8. Calories Don't Matter
***Calories matter, and they don't matter.  What matters is if you induce metabolic derangement, and/or eat a lot of industrially produced plant based foods, you can easily eat boatloads of kcals - and still be hungry!  For many people, eating low carb foods eliminates hunger, so they eat what they need now, not as much as they can.  Additionally, the track record of folks who try to induce fat loss by counting calories is poor - very few folks have any long term success with that approach.  Finally, some folks who have researched the matter say there has never been a study that demonstrated a patient who ate the exact right amount of calories as calculated by the experts, and lost the predicted amount of fat.  IOW - those who study the "calorie is a calorie" model have proved, in a backwards way, that we don't really know what the caloric content of foods, we don't know what happens to calories in different GI tracts, and we don't understand all the ways the human body "leaks" energy.  Some of those leaks have been shown to be in response to what kinds of foods are eaten - IOW, high carb low calorie diets can make the body conserve energy by reducing basal metabolic rate, and inducing feelings of lethargy.  It is true that caloric deficit has occurred when folks lose body fat, but the ability of humans to engineer their own deficits via counting calories is rarely helpful to those who have a lot of fat to lose.  I like the way Gary Taubes puts it (not an exact quote):  "Folks don't get fat because they are lazy and gluttonous, they gain fat from too many carbs and thus feel less energetic and more hungry."

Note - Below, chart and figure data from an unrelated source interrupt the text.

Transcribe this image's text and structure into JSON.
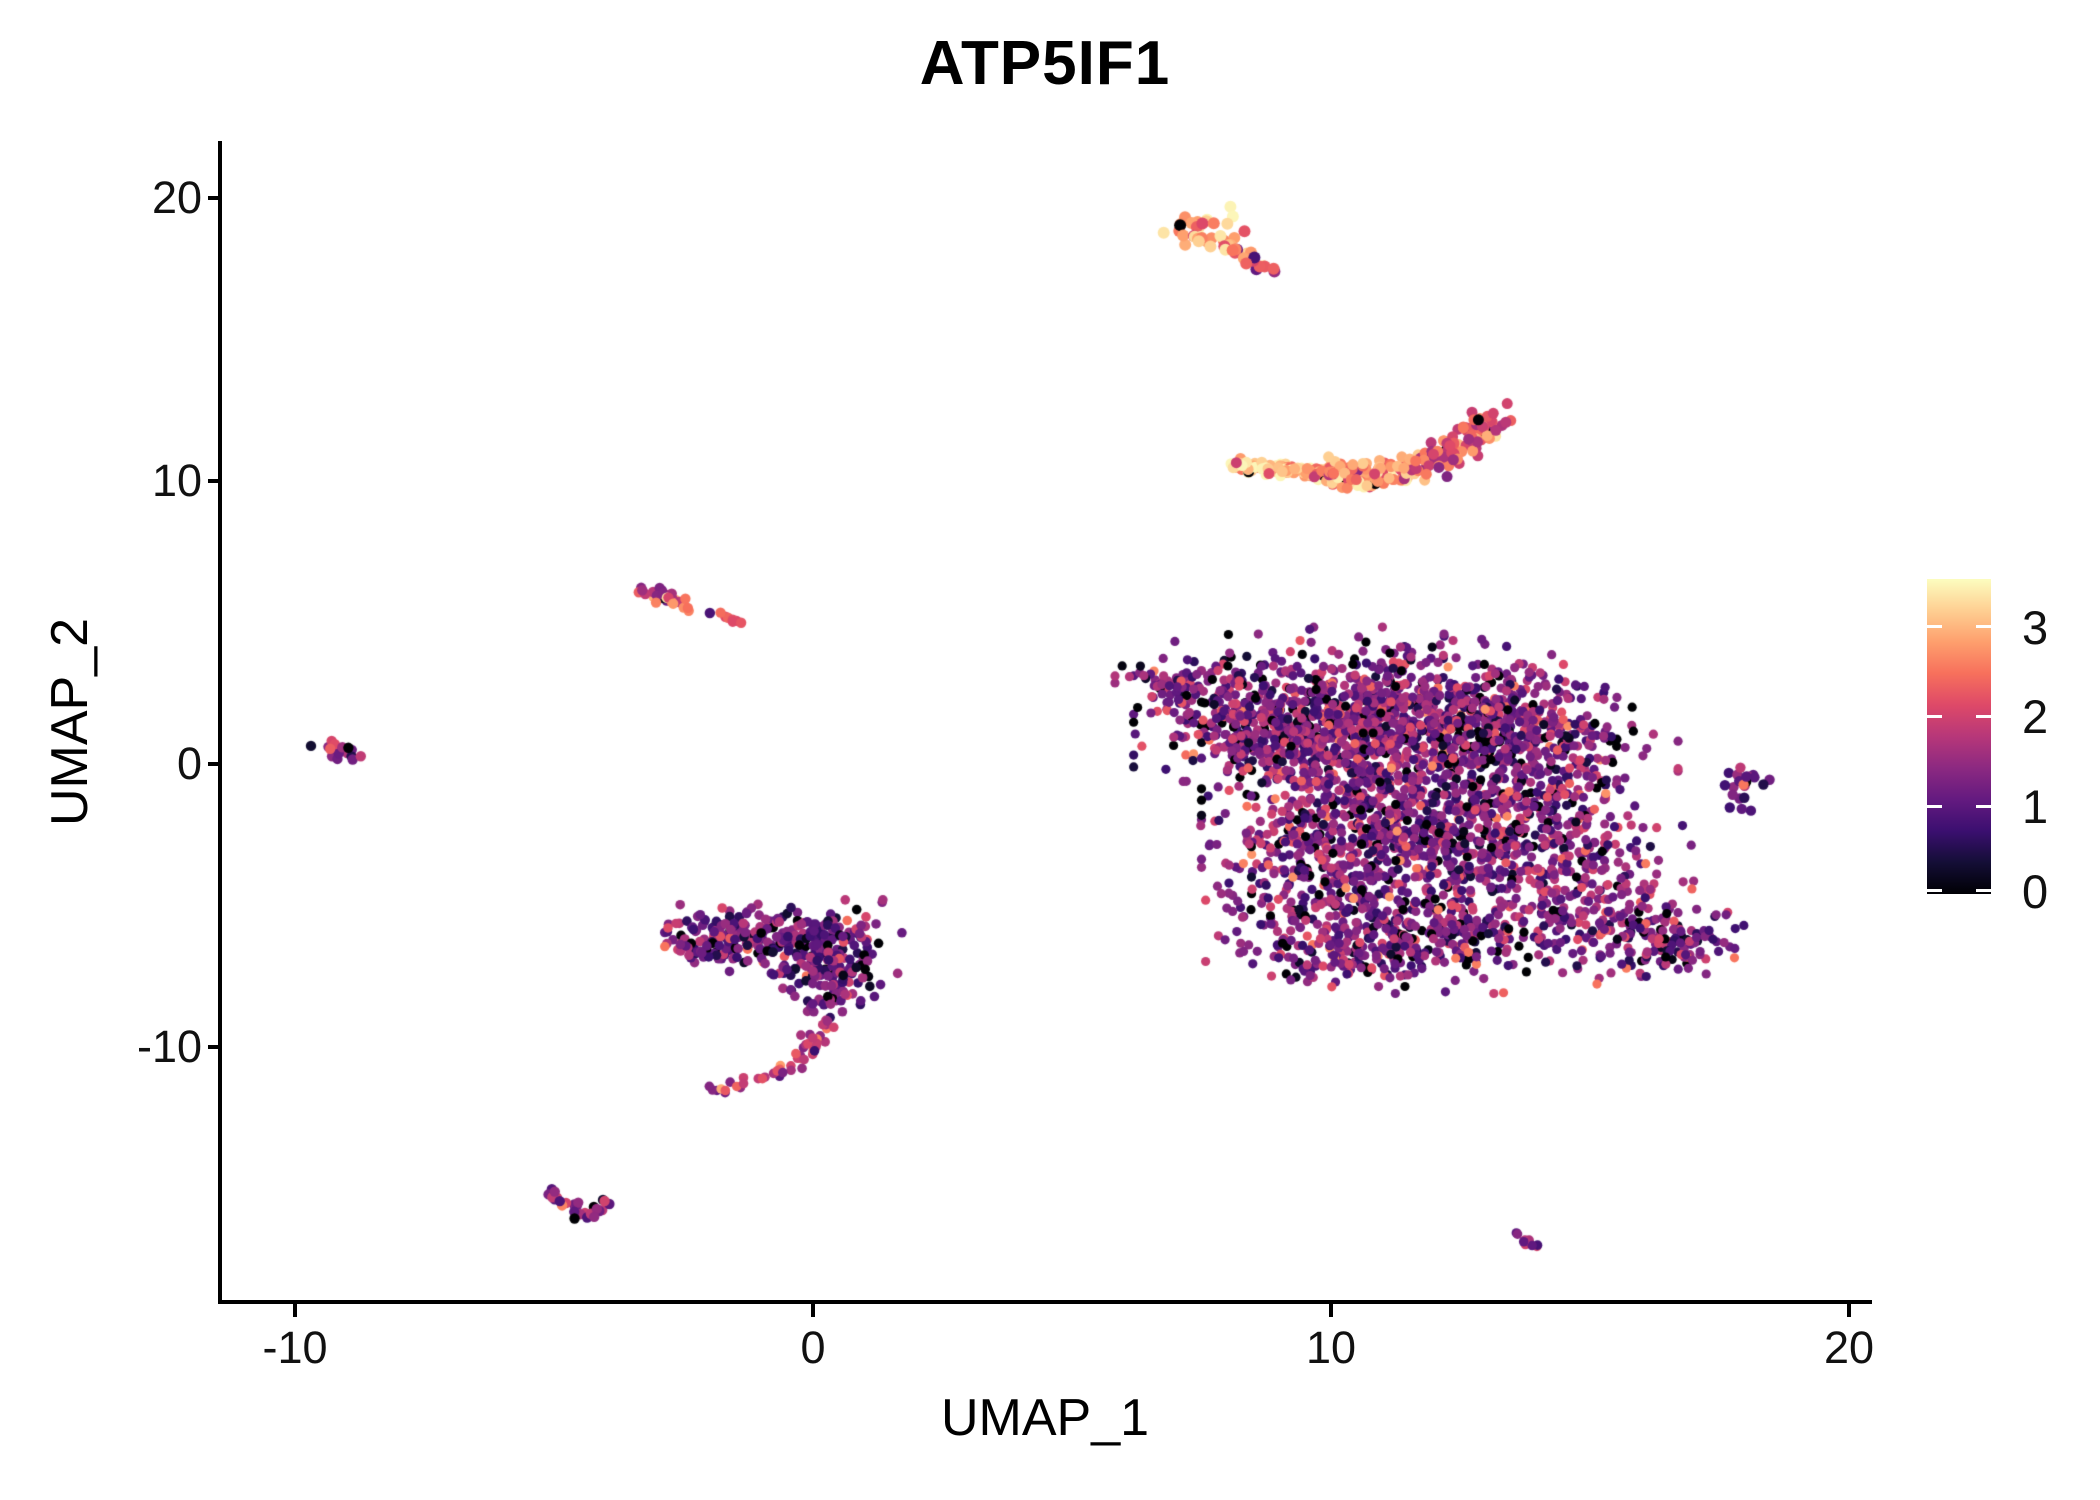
{
  "title": "ATP5IF1",
  "axes": {
    "x_label": "UMAP_1",
    "y_label": "UMAP_2",
    "x_ticks": [
      "-10",
      "0",
      "10",
      "20"
    ],
    "y_ticks": [
      "20",
      "10",
      "0",
      "-10"
    ]
  },
  "legend": {
    "tick_labels": [
      "3",
      "2",
      "1",
      "0"
    ]
  },
  "chart_data": {
    "type": "scatter",
    "title": "ATP5IF1",
    "xlabel": "UMAP_1",
    "ylabel": "UMAP_2",
    "xlim": [
      -11.5,
      20.5
    ],
    "ylim": [
      -19,
      22
    ],
    "x_ticks": [
      -10,
      0,
      10,
      20
    ],
    "y_ticks": [
      20,
      10,
      0,
      -10
    ],
    "grid": false,
    "legend_position": "right",
    "colormap": "magma",
    "color_value_min": 0,
    "color_value_max": 3.5,
    "legend_ticks": [
      3,
      2,
      1,
      0
    ],
    "colormap_stops": [
      {
        "t": 0.0,
        "color": "#000004"
      },
      {
        "t": 0.1,
        "color": "#140e36"
      },
      {
        "t": 0.2,
        "color": "#3b0f70"
      },
      {
        "t": 0.3,
        "color": "#641a80"
      },
      {
        "t": 0.4,
        "color": "#8c2981"
      },
      {
        "t": 0.5,
        "color": "#b73779"
      },
      {
        "t": 0.6,
        "color": "#de4968"
      },
      {
        "t": 0.7,
        "color": "#f7705c"
      },
      {
        "t": 0.8,
        "color": "#fe9f6d"
      },
      {
        "t": 0.9,
        "color": "#fecf92"
      },
      {
        "t": 1.0,
        "color": "#fcfdbf"
      }
    ],
    "seed": 7,
    "clusters": [
      {
        "name": "top-spindle-high-expression",
        "marker_radius": 6,
        "value": {
          "mean": 2.9,
          "sd": 0.55,
          "min": 0.3,
          "max": 3.45,
          "zero_frac": 0.02
        },
        "blobs": [
          {
            "x": 7.55,
            "y": 18.85,
            "sdx": 0.3,
            "sdy": 0.33,
            "n": 34
          }
        ],
        "paths": [
          {
            "points": [
              [
                7.95,
                18.35
              ],
              [
                8.35,
                17.9
              ],
              [
                8.75,
                17.35
              ]
            ],
            "n": 20,
            "jitter": 0.09,
            "value": {
              "mean": 2.5,
              "sd": 0.65,
              "min": 0.4,
              "max": 3.4,
              "zero_frac": 0.05
            }
          }
        ]
      },
      {
        "name": "banana-crescent-high-expression",
        "marker_radius": 5.5,
        "value": {
          "mean": 2.7,
          "sd": 0.5,
          "min": 0.2,
          "max": 3.4,
          "zero_frac": 0.02
        },
        "blobs": [],
        "paths": [
          {
            "points": [
              [
                8.05,
                10.55
              ],
              [
                9.0,
                10.42
              ],
              [
                10.0,
                10.3
              ]
            ],
            "n": 110,
            "jitter": 0.11,
            "value": {
              "mean": 2.95,
              "sd": 0.45,
              "min": 0.2,
              "max": 3.45,
              "zero_frac": 0.01
            }
          },
          {
            "points": [
              [
                10.0,
                10.3
              ],
              [
                10.9,
                10.22
              ],
              [
                11.6,
                10.45
              ]
            ],
            "n": 120,
            "jitter": 0.22,
            "value": {
              "mean": 2.7,
              "sd": 0.5,
              "min": 0.2,
              "max": 3.4,
              "zero_frac": 0.02
            }
          },
          {
            "points": [
              [
                11.6,
                10.45
              ],
              [
                12.3,
                10.95
              ],
              [
                12.85,
                11.65
              ],
              [
                13.05,
                12.45
              ]
            ],
            "n": 110,
            "jitter": 0.2,
            "value": {
              "mean": 2.3,
              "sd": 0.5,
              "min": 0.3,
              "max": 3.3,
              "zero_frac": 0.01
            }
          }
        ]
      },
      {
        "name": "main-body-low-mid-expression",
        "marker_radius": 4.6,
        "value": {
          "mean": 1.28,
          "sd": 0.55,
          "min": 0,
          "max": 3.2,
          "zero_frac": 0.07
        },
        "blobs": [
          {
            "x": 7.0,
            "y": 2.9,
            "sdx": 0.45,
            "sdy": 0.4,
            "n": 55
          },
          {
            "x": 8.4,
            "y": 1.6,
            "sdx": 0.85,
            "sdy": 1.05,
            "n": 330
          },
          {
            "x": 10.4,
            "y": 1.3,
            "sdx": 1.15,
            "sdy": 1.4,
            "n": 520
          },
          {
            "x": 12.4,
            "y": 1.6,
            "sdx": 1.2,
            "sdy": 1.15,
            "n": 520
          },
          {
            "x": 14.1,
            "y": 0.4,
            "sdx": 1.0,
            "sdy": 1.2,
            "n": 290
          },
          {
            "x": 11.4,
            "y": -2.2,
            "sdx": 1.5,
            "sdy": 1.4,
            "n": 480
          },
          {
            "x": 9.6,
            "y": -3.3,
            "sdx": 0.95,
            "sdy": 1.3,
            "n": 230
          },
          {
            "x": 13.6,
            "y": -3.1,
            "sdx": 1.35,
            "sdy": 1.25,
            "n": 330
          },
          {
            "x": 12.0,
            "y": -5.9,
            "sdx": 1.7,
            "sdy": 0.85,
            "n": 330
          },
          {
            "x": 10.4,
            "y": -6.9,
            "sdx": 0.9,
            "sdy": 0.5,
            "n": 110
          },
          {
            "x": 15.5,
            "y": -5.2,
            "sdx": 0.95,
            "sdy": 0.85,
            "n": 140
          },
          {
            "x": 16.5,
            "y": -6.5,
            "sdx": 0.55,
            "sdy": 0.45,
            "n": 90
          }
        ],
        "paths": []
      },
      {
        "name": "left-mid-spindle",
        "marker_radius": 5.2,
        "value": {
          "mean": 1.9,
          "sd": 0.75,
          "min": 0.2,
          "max": 3.3,
          "zero_frac": 0.04
        },
        "blobs": [
          {
            "x": -1.95,
            "y": 5.35,
            "sdx": 0.03,
            "sdy": 0.03,
            "n": 1,
            "value": {
              "mean": 0.9,
              "sd": 0.1,
              "min": 0.8,
              "max": 1.0,
              "zero_frac": 0
            }
          }
        ],
        "paths": [
          {
            "points": [
              [
                -3.35,
                6.1
              ],
              [
                -2.9,
                5.95
              ],
              [
                -2.45,
                5.6
              ]
            ],
            "n": 34,
            "jitter": 0.11
          },
          {
            "points": [
              [
                -1.75,
                5.3
              ],
              [
                -1.45,
                4.95
              ]
            ],
            "n": 7,
            "jitter": 0.05,
            "value": {
              "mean": 2.25,
              "sd": 0.25,
              "min": 1.6,
              "max": 2.6,
              "zero_frac": 0
            }
          }
        ]
      },
      {
        "name": "far-left-dot",
        "marker_radius": 5.2,
        "value": {
          "mean": 1.7,
          "sd": 0.65,
          "min": 0,
          "max": 2.9,
          "zero_frac": 0.06
        },
        "blobs": [
          {
            "x": -9.15,
            "y": 0.45,
            "sdx": 0.24,
            "sdy": 0.17,
            "n": 17
          }
        ],
        "paths": []
      },
      {
        "name": "comma-hook-cluster",
        "marker_radius": 4.8,
        "value": {
          "mean": 1.18,
          "sd": 0.5,
          "min": 0,
          "max": 2.9,
          "zero_frac": 0.06
        },
        "blobs": [
          {
            "x": -1.6,
            "y": -6.1,
            "sdx": 0.75,
            "sdy": 0.5,
            "n": 170
          },
          {
            "x": 0.1,
            "y": -6.1,
            "sdx": 0.65,
            "sdy": 0.5,
            "n": 130
          },
          {
            "x": 0.3,
            "y": -7.2,
            "sdx": 0.5,
            "sdy": 0.5,
            "n": 80
          },
          {
            "x": 0.35,
            "y": -8.2,
            "sdx": 0.3,
            "sdy": 0.5,
            "n": 40
          }
        ],
        "paths": [
          {
            "points": [
              [
                0.3,
                -8.9
              ],
              [
                0.1,
                -9.8
              ],
              [
                -0.45,
                -10.7
              ],
              [
                -1.2,
                -11.3
              ],
              [
                -1.8,
                -11.45
              ]
            ],
            "n": 50,
            "jitter": 0.13,
            "value": {
              "mean": 1.9,
              "sd": 0.55,
              "min": 0.3,
              "max": 2.9,
              "zero_frac": 0.02
            }
          }
        ]
      },
      {
        "name": "bottom-left-chevron",
        "marker_radius": 5.2,
        "value": {
          "mean": 1.5,
          "sd": 0.55,
          "min": 0.3,
          "max": 2.6,
          "zero_frac": 0.05
        },
        "blobs": [],
        "paths": [
          {
            "points": [
              [
                -5.3,
                -15.1
              ],
              [
                -4.75,
                -15.55
              ],
              [
                -4.45,
                -15.9
              ]
            ],
            "n": 16,
            "jitter": 0.1
          },
          {
            "points": [
              [
                -4.45,
                -15.9
              ],
              [
                -4.15,
                -15.6
              ],
              [
                -3.95,
                -15.3
              ]
            ],
            "n": 12,
            "jitter": 0.1,
            "value": {
              "mean": 1.4,
              "sd": 0.5,
              "min": 0.3,
              "max": 2.4,
              "zero_frac": 0.05
            }
          }
        ]
      },
      {
        "name": "right-small-cluster",
        "marker_radius": 5.2,
        "value": {
          "mean": 1.5,
          "sd": 0.7,
          "min": 0,
          "max": 3.0,
          "zero_frac": 0.07
        },
        "blobs": [
          {
            "x": 18.0,
            "y": -0.6,
            "sdx": 0.3,
            "sdy": 0.2,
            "n": 15
          },
          {
            "x": 17.85,
            "y": -1.4,
            "sdx": 0.1,
            "sdy": 0.3,
            "n": 6,
            "value": {
              "mean": 1.0,
              "sd": 0.3,
              "min": 0.4,
              "max": 1.6,
              "zero_frac": 0
            }
          }
        ],
        "paths": []
      },
      {
        "name": "bottom-right-dash",
        "marker_radius": 4.8,
        "value": {
          "mean": 1.6,
          "sd": 0.45,
          "min": 0.8,
          "max": 2.3,
          "zero_frac": 0
        },
        "blobs": [],
        "paths": [
          {
            "points": [
              [
                13.55,
                -16.55
              ],
              [
                14.0,
                -17.1
              ]
            ],
            "n": 10,
            "jitter": 0.07
          }
        ]
      }
    ]
  }
}
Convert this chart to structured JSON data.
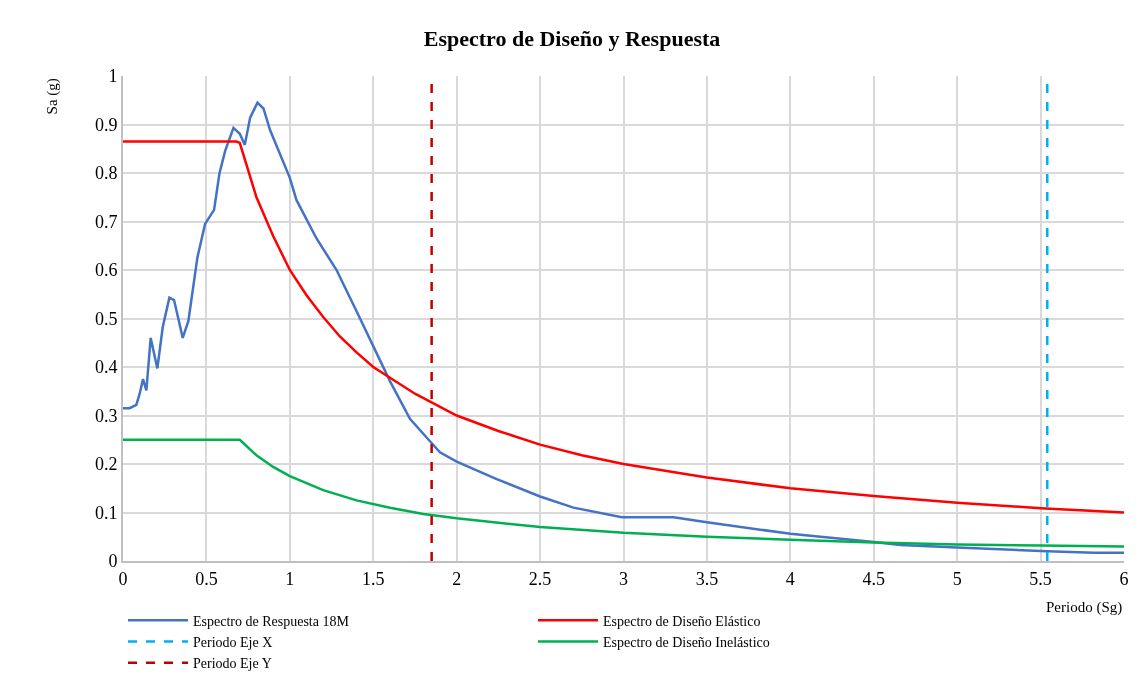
{
  "chart_data": {
    "type": "line",
    "title": "Espectro de Diseño y Respuesta",
    "xlabel": "Periodo (Sg)",
    "ylabel": "Sa (g)",
    "xlim": [
      0,
      6
    ],
    "xticks": [
      0,
      0.5,
      1,
      1.5,
      2,
      2.5,
      3,
      3.5,
      4,
      4.5,
      5,
      5.5,
      6
    ],
    "ylim": [
      0,
      1
    ],
    "yticks": [
      0,
      0.1,
      0.2,
      0.3,
      0.4,
      0.5,
      0.6,
      0.7,
      0.8,
      0.9,
      1
    ],
    "grid": true,
    "legend": "bottom",
    "marker": "none",
    "line_style": "solid",
    "series": [
      {
        "name": "Espectro de Respuesta 18M",
        "color": "#4472c4",
        "x": [
          0,
          0.04,
          0.08,
          0.1,
          0.12,
          0.14,
          0.166,
          0.206,
          0.238,
          0.278,
          0.306,
          0.358,
          0.392,
          0.446,
          0.492,
          0.546,
          0.578,
          0.612,
          0.662,
          0.7,
          0.73,
          0.762,
          0.806,
          0.842,
          0.882,
          1.0,
          1.04,
          1.16,
          1.28,
          1.4,
          1.5,
          1.6,
          1.72,
          1.84,
          1.9,
          2.0,
          2.24,
          2.5,
          2.7,
          2.99,
          3.3,
          3.5,
          4.0,
          4.5,
          4.66,
          5.0,
          5.54,
          5.82,
          6.0
        ],
        "values": [
          0.315,
          0.315,
          0.322,
          0.345,
          0.375,
          0.352,
          0.46,
          0.397,
          0.482,
          0.543,
          0.538,
          0.46,
          0.495,
          0.626,
          0.695,
          0.724,
          0.799,
          0.845,
          0.893,
          0.881,
          0.858,
          0.914,
          0.945,
          0.933,
          0.888,
          0.79,
          0.744,
          0.665,
          0.6,
          0.515,
          0.443,
          0.371,
          0.293,
          0.247,
          0.224,
          0.205,
          0.169,
          0.133,
          0.11,
          0.09,
          0.09,
          0.08,
          0.056,
          0.039,
          0.033,
          0.028,
          0.02,
          0.017,
          0.017
        ]
      },
      {
        "name": "Espectro de Diseño Elástico",
        "color": "#ff0000",
        "x": [
          0,
          0.68,
          0.7,
          0.8,
          0.9,
          1,
          1.1,
          1.2,
          1.3,
          1.4,
          1.5,
          1.75,
          2,
          2.25,
          2.5,
          2.75,
          3,
          3.5,
          4,
          4.5,
          5,
          5.5,
          6
        ],
        "values": [
          0.865,
          0.865,
          0.862,
          0.75,
          0.67,
          0.6,
          0.548,
          0.503,
          0.463,
          0.43,
          0.4,
          0.345,
          0.3,
          0.268,
          0.24,
          0.218,
          0.2,
          0.172,
          0.15,
          0.134,
          0.12,
          0.109,
          0.1
        ]
      },
      {
        "name": "Periodo Eje X",
        "color": "#00b0f0",
        "line_style": "dashed",
        "x": [
          5.54,
          5.54
        ],
        "values": [
          0,
          1
        ]
      },
      {
        "name": "Espectro de Diseño Inelástico",
        "color": "#00b050",
        "x": [
          0,
          0.7,
          0.8,
          0.9,
          1,
          1.2,
          1.4,
          1.6,
          1.8,
          2,
          2.5,
          3,
          3.5,
          4,
          4.5,
          5,
          5.5,
          6
        ],
        "values": [
          0.25,
          0.25,
          0.218,
          0.194,
          0.175,
          0.146,
          0.125,
          0.11,
          0.097,
          0.088,
          0.07,
          0.058,
          0.05,
          0.044,
          0.038,
          0.034,
          0.032,
          0.03
        ]
      },
      {
        "name": "Periodo Eje Y",
        "color": "#c00000",
        "line_style": "dashed",
        "x": [
          1.85,
          1.85
        ],
        "values": [
          0,
          1
        ]
      }
    ]
  }
}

9. Fiber is Mostly Irrelevant to Human Health
***It’s a small point, but I wish he hadn’t included this one.  I could skip all sources of fiber, or eat them very sparingly, and he could never show the negative impact on my health.  I’m not opposed to the kind of fiber he’s saying is “healthful”, but I vehemently reject the mainstream idea that it’s important to eat whole grains or any other agricultural product because we need fiber in our diets.  I’ve looked and looked and can find absolutely no reason to believe this is anything but a myth. 

10. If Low-Carb Cures a Disease, That Must Mean That The Carbs Caused it in The First Place

***I think this summary is spot on, and was glad to see it written like Chris did:
“Many people who are metabolically healthy can easily maintain good health eating carbs, as long as they eat real food.  However, when someone becomes insulin resistant and obese, the metabolic rules seem to change somehow.  People who have metabolic dysfunction caused by the Western diet may need to avoid all high-carb foods.  But even though removing most carbs may be necessary to reverse a disease, it does not mean that the carbs themselves caused the disease.  Healthy people who want to stay healthy will do just fine, even on a higher carb diet, as long as they stick to real, unprocessed foods.  The prevention does not have to be the same as the cure.”